Kanonisierung: Desweiteren bliebe aber die Frage zu stellen, warum die Mythen im 8. Jahrhundert auf diese beiden Texte limitiert wurden? – Die Intention bei der Verfassung von Kojiki und Nihon shoki sei der Anspruch einer authentischen Darbietung der Berichte als Standard für spätere Generationen gewesen. Unter dem regierunden König (Tenmu) habe also eine Zentralisation der Erzählungen, eine Kanonisierung stattgefunden (50). Isomae versucht diese Tatsache vor dem damaligen politischen Hintergrund zu erklären. Solange die einzelnen Klans eine konstituierende Rolle für den gesamten Staat spielten mussten unterschiedliche (mythologische) Interpretationen vermieden werden. Als dann die traditionellen Klan-Systeme zunehmend negiert und das Staatssystem etabliert wurde, konnten diese Tendenzen im Kojiki und Nihon shoki reflektiert werden (54).

In der frühen Heian-Zeit (794-1185) sei das Nihon shoki dann zum Kanon des Staates geworden, während das Kojiki als private Schrift und damit unter dem Nihon shoki eingestuft worden sei (58). Aber auch in späteren Zeiten habe man sich auf die höchste Autorität des Haupttextes dieses Werkes berufen und versucht ein neues Verständnis davon herbeizuführen (60). Die Kanonisierung sei also folglich kein Einzelevent, sondern kehre immer wieder.
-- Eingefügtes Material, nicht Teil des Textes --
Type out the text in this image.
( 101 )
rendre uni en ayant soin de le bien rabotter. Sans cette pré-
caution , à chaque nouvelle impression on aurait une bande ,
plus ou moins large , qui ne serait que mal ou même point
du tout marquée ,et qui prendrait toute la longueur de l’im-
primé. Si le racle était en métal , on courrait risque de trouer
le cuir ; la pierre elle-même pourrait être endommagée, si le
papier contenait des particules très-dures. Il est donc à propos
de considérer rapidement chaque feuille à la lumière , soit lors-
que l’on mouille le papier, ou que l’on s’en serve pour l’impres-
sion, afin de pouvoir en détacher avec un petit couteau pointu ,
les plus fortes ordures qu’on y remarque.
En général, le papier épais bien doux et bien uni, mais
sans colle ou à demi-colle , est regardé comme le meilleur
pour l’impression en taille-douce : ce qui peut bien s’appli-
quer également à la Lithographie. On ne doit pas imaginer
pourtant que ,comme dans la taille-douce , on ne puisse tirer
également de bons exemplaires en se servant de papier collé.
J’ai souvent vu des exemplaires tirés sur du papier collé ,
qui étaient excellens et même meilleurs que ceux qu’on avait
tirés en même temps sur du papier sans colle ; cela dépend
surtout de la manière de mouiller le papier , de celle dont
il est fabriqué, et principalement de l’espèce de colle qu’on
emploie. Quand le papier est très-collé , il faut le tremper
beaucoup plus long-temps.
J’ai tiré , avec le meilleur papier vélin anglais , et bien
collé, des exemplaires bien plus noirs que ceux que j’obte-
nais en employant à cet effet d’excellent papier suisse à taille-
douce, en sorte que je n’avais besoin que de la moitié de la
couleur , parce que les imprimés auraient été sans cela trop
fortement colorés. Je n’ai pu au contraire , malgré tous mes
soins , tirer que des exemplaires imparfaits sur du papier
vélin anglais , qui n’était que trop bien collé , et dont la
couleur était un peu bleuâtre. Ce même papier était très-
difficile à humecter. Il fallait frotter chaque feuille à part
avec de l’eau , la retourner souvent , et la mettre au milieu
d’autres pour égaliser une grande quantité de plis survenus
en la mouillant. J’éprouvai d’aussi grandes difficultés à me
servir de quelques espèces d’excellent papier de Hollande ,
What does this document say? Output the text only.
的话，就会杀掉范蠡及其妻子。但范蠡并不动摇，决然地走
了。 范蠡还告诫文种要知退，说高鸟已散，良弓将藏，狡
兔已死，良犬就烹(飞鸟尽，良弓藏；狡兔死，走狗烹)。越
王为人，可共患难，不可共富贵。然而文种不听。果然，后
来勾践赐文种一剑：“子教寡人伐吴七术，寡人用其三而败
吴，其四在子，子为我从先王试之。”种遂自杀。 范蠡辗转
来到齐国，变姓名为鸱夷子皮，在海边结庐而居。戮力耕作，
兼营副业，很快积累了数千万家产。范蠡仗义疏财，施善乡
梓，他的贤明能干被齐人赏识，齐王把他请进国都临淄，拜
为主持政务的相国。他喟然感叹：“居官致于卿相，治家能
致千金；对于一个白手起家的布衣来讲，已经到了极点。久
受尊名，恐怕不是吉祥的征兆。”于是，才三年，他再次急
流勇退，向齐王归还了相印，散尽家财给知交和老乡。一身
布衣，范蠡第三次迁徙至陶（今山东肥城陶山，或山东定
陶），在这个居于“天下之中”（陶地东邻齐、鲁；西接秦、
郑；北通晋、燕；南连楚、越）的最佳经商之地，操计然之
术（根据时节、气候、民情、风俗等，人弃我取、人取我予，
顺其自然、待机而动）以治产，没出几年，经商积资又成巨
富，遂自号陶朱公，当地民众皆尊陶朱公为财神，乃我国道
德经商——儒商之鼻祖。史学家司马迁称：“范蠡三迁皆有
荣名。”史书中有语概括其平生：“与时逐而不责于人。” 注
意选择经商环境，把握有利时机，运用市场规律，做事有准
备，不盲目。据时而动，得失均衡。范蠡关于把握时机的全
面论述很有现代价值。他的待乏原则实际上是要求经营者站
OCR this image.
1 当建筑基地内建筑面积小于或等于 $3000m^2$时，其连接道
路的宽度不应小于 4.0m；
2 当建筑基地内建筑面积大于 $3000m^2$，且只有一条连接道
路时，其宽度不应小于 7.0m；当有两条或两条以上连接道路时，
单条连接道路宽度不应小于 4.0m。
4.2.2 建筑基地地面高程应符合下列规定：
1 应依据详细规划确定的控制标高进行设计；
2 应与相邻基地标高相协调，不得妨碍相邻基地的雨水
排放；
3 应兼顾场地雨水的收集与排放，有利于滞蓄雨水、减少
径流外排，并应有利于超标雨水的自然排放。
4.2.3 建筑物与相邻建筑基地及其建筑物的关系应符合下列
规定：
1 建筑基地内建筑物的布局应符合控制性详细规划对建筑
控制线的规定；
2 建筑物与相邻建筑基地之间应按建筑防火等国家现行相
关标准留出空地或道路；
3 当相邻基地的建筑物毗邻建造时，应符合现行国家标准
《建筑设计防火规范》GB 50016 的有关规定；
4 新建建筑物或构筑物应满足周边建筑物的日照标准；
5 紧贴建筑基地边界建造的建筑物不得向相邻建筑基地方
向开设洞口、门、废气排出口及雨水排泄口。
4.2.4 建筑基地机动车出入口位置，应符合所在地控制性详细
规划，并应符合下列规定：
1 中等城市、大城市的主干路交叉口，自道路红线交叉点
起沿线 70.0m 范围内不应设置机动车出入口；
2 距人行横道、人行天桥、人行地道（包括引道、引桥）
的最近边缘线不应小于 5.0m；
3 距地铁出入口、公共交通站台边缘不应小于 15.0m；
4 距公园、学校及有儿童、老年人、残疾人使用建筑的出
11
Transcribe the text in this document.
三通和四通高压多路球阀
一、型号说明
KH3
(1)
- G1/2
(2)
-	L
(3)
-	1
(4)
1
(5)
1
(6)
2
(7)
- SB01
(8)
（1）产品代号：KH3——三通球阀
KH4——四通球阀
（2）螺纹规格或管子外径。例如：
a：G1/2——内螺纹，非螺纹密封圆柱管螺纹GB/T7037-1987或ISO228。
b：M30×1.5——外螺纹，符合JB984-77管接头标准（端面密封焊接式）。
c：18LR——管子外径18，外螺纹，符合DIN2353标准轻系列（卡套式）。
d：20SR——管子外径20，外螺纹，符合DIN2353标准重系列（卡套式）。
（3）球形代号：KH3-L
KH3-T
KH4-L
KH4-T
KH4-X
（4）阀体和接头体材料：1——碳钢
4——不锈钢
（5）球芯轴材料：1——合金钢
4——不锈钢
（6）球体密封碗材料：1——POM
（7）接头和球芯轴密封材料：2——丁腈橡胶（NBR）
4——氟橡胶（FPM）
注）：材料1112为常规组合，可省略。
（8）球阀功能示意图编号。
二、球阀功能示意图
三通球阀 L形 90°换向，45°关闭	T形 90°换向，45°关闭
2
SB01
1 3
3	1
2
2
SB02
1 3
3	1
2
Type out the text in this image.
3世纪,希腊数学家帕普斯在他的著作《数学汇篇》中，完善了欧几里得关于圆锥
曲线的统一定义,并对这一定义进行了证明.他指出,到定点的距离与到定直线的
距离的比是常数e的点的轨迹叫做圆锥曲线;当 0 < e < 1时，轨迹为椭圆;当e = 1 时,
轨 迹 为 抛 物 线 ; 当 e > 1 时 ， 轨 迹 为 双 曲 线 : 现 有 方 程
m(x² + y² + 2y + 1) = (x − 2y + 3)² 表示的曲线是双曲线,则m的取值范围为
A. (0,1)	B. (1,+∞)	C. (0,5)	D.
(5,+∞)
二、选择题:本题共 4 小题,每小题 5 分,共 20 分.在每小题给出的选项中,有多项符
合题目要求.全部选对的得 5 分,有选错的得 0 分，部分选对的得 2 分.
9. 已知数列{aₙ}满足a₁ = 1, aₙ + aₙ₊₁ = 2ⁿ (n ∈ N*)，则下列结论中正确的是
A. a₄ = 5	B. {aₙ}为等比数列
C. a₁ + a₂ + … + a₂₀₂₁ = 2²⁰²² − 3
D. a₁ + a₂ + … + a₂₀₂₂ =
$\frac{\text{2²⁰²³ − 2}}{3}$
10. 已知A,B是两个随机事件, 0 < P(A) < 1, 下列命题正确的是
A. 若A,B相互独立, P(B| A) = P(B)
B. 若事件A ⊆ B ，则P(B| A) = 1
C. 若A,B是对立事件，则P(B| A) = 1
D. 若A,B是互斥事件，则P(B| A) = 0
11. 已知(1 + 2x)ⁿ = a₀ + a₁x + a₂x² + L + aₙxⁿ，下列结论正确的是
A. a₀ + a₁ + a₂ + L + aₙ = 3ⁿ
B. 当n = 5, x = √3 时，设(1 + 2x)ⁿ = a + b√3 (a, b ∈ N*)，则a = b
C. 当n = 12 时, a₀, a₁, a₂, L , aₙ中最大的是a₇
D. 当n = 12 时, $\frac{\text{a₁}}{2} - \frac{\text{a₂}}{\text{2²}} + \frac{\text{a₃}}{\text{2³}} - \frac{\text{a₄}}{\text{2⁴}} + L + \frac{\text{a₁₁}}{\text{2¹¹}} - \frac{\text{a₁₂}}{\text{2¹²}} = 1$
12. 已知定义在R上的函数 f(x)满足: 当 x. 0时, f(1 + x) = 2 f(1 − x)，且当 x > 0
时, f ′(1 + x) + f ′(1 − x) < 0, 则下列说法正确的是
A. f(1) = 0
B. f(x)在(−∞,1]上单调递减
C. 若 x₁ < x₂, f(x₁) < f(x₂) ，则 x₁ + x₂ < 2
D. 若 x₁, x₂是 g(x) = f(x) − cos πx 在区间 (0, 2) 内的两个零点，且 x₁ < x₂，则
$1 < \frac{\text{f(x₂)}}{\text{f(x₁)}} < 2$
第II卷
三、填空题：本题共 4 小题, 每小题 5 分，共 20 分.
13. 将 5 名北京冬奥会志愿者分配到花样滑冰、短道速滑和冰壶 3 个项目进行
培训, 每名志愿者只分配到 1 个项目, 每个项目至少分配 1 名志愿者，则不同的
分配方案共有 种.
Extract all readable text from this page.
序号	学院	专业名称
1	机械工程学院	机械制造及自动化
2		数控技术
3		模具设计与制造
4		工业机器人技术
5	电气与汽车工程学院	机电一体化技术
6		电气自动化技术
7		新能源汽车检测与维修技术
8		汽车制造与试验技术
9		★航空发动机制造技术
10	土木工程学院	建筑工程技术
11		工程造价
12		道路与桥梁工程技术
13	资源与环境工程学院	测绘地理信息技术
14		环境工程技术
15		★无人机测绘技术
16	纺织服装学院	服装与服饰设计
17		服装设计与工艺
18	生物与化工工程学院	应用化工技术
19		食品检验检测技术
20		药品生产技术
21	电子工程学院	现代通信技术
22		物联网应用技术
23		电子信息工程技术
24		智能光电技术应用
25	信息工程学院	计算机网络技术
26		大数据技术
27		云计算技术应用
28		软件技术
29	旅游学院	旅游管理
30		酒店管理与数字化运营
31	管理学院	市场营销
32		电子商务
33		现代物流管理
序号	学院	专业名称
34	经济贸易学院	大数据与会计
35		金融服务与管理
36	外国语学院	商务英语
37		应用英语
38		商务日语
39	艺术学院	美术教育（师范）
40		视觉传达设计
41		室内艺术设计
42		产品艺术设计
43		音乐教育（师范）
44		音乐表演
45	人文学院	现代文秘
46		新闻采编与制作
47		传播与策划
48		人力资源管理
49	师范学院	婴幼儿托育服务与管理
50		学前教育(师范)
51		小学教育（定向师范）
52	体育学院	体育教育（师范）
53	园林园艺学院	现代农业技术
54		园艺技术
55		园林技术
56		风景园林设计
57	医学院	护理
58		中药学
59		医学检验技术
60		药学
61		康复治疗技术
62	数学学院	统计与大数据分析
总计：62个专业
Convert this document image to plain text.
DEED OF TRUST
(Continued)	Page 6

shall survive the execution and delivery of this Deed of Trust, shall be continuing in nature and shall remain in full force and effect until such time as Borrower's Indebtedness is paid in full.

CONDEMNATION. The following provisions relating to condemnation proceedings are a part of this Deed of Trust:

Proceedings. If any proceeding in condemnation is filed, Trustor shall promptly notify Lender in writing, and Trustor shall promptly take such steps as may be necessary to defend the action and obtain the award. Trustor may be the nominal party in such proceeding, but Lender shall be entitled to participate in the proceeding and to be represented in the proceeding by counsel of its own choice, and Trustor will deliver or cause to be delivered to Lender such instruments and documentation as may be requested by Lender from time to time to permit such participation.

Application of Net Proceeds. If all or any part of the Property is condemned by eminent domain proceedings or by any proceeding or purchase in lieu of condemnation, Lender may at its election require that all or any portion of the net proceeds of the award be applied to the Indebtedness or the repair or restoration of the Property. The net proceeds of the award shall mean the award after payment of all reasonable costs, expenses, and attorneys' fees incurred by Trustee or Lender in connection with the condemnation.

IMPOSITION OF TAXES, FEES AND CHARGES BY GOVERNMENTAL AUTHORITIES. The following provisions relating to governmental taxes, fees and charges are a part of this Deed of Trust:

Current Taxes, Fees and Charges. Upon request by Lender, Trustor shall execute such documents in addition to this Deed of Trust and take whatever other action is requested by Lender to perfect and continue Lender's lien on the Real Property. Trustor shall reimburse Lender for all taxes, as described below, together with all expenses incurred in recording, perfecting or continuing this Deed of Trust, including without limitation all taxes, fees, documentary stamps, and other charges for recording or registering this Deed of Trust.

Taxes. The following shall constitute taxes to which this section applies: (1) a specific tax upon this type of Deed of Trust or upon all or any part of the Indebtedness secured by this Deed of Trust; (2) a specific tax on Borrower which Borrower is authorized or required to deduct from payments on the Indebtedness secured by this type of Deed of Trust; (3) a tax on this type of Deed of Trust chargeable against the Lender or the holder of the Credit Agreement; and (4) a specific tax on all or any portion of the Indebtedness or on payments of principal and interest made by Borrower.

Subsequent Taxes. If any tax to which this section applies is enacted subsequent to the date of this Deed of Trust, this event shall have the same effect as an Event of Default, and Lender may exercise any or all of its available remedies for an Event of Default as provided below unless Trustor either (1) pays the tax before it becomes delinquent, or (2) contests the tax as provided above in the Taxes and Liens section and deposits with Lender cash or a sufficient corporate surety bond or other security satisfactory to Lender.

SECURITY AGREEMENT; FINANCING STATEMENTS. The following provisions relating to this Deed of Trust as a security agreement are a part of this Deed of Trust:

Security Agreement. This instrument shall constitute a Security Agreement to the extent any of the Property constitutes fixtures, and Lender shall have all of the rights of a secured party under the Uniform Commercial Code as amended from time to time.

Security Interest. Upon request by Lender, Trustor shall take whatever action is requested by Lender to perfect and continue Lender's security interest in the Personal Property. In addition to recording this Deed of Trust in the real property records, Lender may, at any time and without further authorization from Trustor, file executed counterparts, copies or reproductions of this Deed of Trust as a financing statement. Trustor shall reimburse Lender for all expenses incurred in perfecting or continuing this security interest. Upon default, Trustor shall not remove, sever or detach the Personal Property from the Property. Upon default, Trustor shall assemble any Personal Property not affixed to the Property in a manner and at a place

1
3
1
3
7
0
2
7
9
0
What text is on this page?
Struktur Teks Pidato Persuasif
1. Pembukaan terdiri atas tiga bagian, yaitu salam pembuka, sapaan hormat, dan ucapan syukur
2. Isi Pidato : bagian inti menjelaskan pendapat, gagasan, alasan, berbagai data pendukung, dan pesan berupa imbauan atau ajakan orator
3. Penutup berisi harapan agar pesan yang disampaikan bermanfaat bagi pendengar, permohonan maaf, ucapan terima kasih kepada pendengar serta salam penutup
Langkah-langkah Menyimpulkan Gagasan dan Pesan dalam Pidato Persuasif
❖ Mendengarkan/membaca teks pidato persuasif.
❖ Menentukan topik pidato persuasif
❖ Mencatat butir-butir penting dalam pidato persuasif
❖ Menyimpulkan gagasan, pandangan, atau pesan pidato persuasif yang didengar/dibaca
Denn ein Kanon funktioniere nur so lange er mit der sozialen Struktur einer Gesellschaft korrespondiere.


Schlussfolgerung: Isomae geht schließlich davon aus, dass Kojiki und Nihon shoki zwar gleichzeitig verfasst worden seien, das Kojiki, als letzte Variante der „Klan-Mythologie“, dann aber ausschied und der (staatliche) Kanon im Nihon shoki etabliert wurde. Aus dieser Annahme schlussfolgert Isomae für sich, dass man nicht auf einzelnes Verstehen der Mythen beharren sollte. Jeder einzelne könne stattdessen durch sein jeweiliges Verständnis über die Vergangenheit eine neue Interpretation hervorbringen. Auf diese Weise würden neue Verstehensmöglichkeiten (der Geschichte) eröffnet werden. Er bezieht sich hierbei auf Jan Assmann, der feststellte, dass die Kommentare in dem Moment, in dem ein Kanon festgesetzt wird, die Aufgabe bekommen diesen Kanon am Leben zu halten.[1]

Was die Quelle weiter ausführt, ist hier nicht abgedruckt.